With tech billionaires like Sam Altman, Mark Zuckerberg, and Peter Thiel investing in underground bunkers, a wave of 'bunker-buster' dramas is exploring whether these elites know something the rest of us don't. Shows like Disney+'s Paradise and Amazon's Fallout tap into public fascination with doomsday shelters, questioning the ethics and realities of survivalism.
Paradise, now in its second season, follows tech-billionaire Samantha Redmond who builds an underground city for 25,000 people amid a climate catastrophe. The twist? The nukes never went off, and the surface world is not the wasteland imagined. Actress Krys Marshall notes the show's focus on resilience rather than pure dystopia: 'We're watching what happens when folks are down but they're not out.'
In contrast, Fallout presents a more traditional post-apocalyptic wasteland, where survivors from sanitised 1950s-style bunkers face mutated monsters and warring factions. The character of 'the Ghoul' (Walton Goggins) straddles both worlds, raising questions about humanity's survival and the lies that bunkers often conceal.
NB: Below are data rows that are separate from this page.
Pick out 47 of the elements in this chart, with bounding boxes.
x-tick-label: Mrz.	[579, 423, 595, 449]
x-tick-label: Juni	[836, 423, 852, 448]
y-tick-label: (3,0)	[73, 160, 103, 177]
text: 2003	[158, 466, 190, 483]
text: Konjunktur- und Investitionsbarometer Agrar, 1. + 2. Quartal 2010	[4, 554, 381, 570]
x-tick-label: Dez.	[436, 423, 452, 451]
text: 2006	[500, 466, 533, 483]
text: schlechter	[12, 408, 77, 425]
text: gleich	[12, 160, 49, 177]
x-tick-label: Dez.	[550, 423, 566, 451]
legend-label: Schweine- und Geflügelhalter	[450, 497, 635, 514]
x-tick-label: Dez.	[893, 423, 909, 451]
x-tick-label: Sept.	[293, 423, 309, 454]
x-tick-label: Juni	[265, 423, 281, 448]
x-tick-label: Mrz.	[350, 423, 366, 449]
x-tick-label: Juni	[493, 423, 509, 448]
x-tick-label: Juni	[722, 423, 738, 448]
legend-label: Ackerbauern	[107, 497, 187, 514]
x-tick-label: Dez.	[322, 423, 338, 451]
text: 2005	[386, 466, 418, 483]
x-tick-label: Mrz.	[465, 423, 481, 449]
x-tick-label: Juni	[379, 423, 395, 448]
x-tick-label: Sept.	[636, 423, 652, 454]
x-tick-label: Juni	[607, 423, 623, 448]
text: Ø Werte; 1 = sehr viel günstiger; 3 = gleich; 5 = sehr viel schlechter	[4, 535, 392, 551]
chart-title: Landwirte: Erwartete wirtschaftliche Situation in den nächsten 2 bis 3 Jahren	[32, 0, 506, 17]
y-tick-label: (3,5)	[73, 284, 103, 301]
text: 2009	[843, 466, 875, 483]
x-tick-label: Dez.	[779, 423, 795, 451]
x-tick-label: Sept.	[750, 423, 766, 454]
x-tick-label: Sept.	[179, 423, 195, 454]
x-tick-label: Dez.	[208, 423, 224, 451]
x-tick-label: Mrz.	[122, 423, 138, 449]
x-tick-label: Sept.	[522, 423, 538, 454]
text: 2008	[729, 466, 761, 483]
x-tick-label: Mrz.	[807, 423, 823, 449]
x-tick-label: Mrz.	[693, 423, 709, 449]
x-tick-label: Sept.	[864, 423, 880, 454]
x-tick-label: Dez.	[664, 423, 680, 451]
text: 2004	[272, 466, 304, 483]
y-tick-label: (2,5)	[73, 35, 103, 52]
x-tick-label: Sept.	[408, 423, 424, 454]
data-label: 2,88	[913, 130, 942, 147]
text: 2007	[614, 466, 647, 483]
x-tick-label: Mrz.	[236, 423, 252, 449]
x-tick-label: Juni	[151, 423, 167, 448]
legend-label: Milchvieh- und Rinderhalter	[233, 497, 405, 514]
David Pike, author of After the End, traces these narratives back to Ayn Rand's Atlas Shrugged, calling them 'rightwing fantasies' where elites build super shelters. He adds, 'There's always a moment where the bunker turns out to be based on deception... I wonder if that's partly from the pandemic experience, realising how miserable it is to be bunkered.'
Channel 4's upcoming show promises to be the UK's boldest TV experiment, delving into the psychology and reality of bunker life. As these dramas proliferate, they force viewers to confront uncomfortable truths about privilege, survival, and the human condition in an uncertain world.